El compositor inquieto se volcó hacia la electrónica en los 70. Eran tiempos de soul y funky, era la moda, y Hancock también tenía cosas que decir. Muchos discos atiborrados de teclados así lo atestiguan. El hombre comenzó a ser un fenómeno de ventas y de premios Grammy. Ese Hancock multifacético, todoterreno y para muchos también “comercial”, asimismo talló su nombre como responsable de bandas sonoras. Casi siempre se mencionan “Blow Up” (1967) de Michelangelo Antonioni y “Round’ Midnight” (1986) de Bertrand Tavernier como sus logros más célebres en cine (con el cineasta francés se llevó un Oscar a la mejor banda sonora), aunque es igualmente sublime su firma en “Vigilantes de la calle” (Colors, 1988), de Dennis Hopper, con ese rap inicial martilleante e hipnótico que alude a las tribus pandilleras de Los Ángeles. Uno puede decir que prefiere al Hancock acústico, pero una vez que escucha esta aplanadora rítmica y eléctrica no tiene más remedio que entregarse al genio. ¿Necesitan contratar un auténtico banquete musical para una película o una obra de teatro? Llamen a este experto tecladista. Nadie como él navega tan bien entre el jazz del más alto nivel y los sonidos populares.

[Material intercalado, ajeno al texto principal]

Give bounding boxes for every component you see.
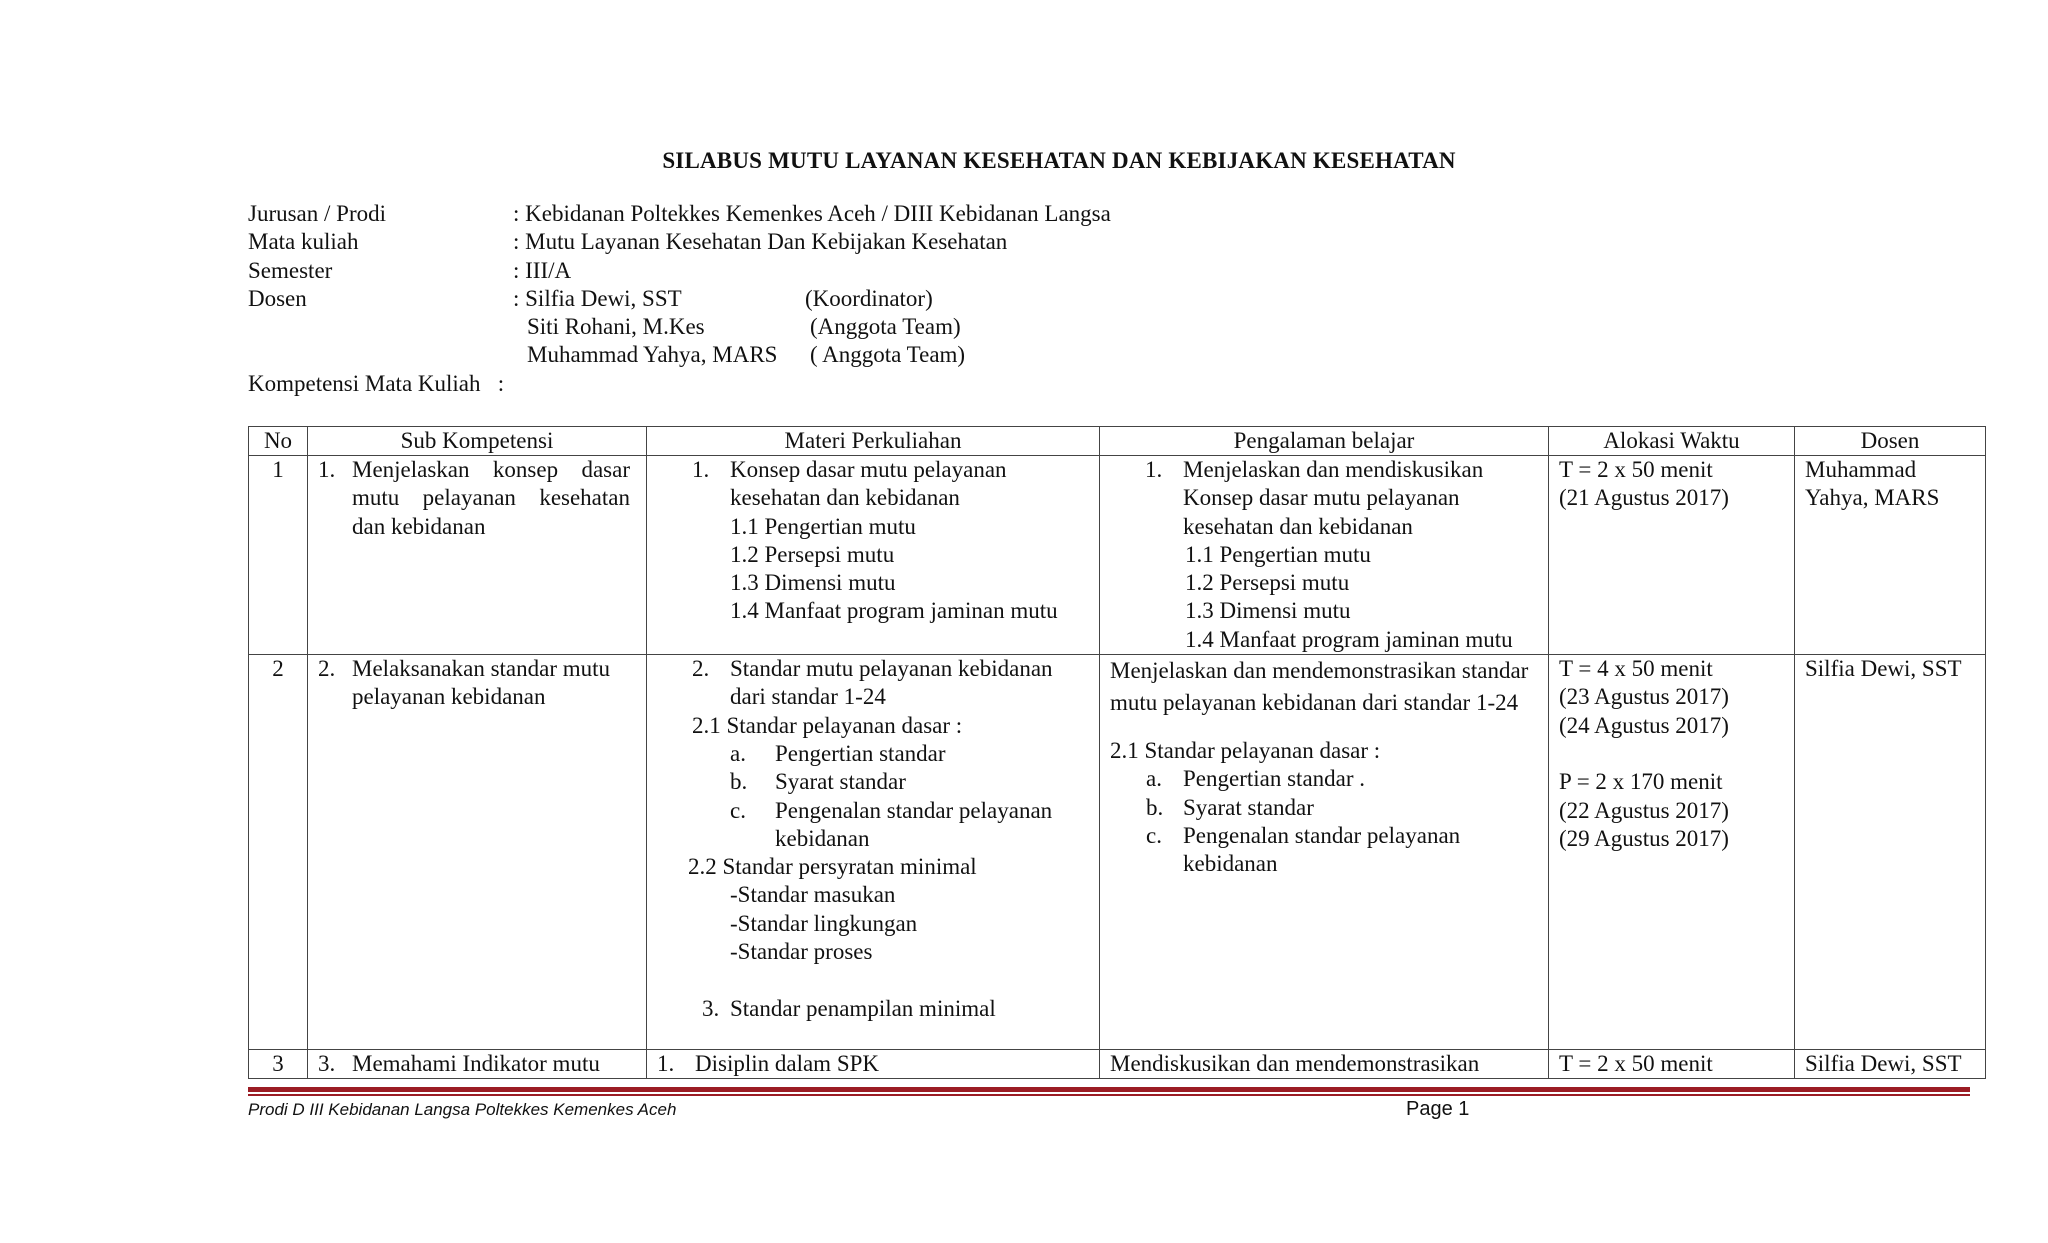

El Hancock de los sintetizadores y la corriente alterna tiene que ver con el amante de los avances científicos, con el inventor loco, con el laboratorista que está en lo último del software, un artista que es a su vez un reposado budista y un embajador de la Unesco, porque este artista es mediático y reconocido en todo el mundo.
Entonces, ¿qué Hancock veremos y escucharemos en el Metro? A juzgar por la artillería de teclados que trae y por los músicos que le acompañarán (James Genus en bajo eléctrico, Zakir Hussain en percusión y Vinnie Colaiuta en batería), es posible que se trate de una propuesta de fusión. De todos modos, ante nosotros estará el pianista exquisito, el arreglista astuto, el hombre de éxito, el genio. En una palabra: Herbie Hancock, el chico que una vez le prometió a su madre que jamás sería músico y tuvo que romper su palabra. Haga lo que haga, hay que escucharlo.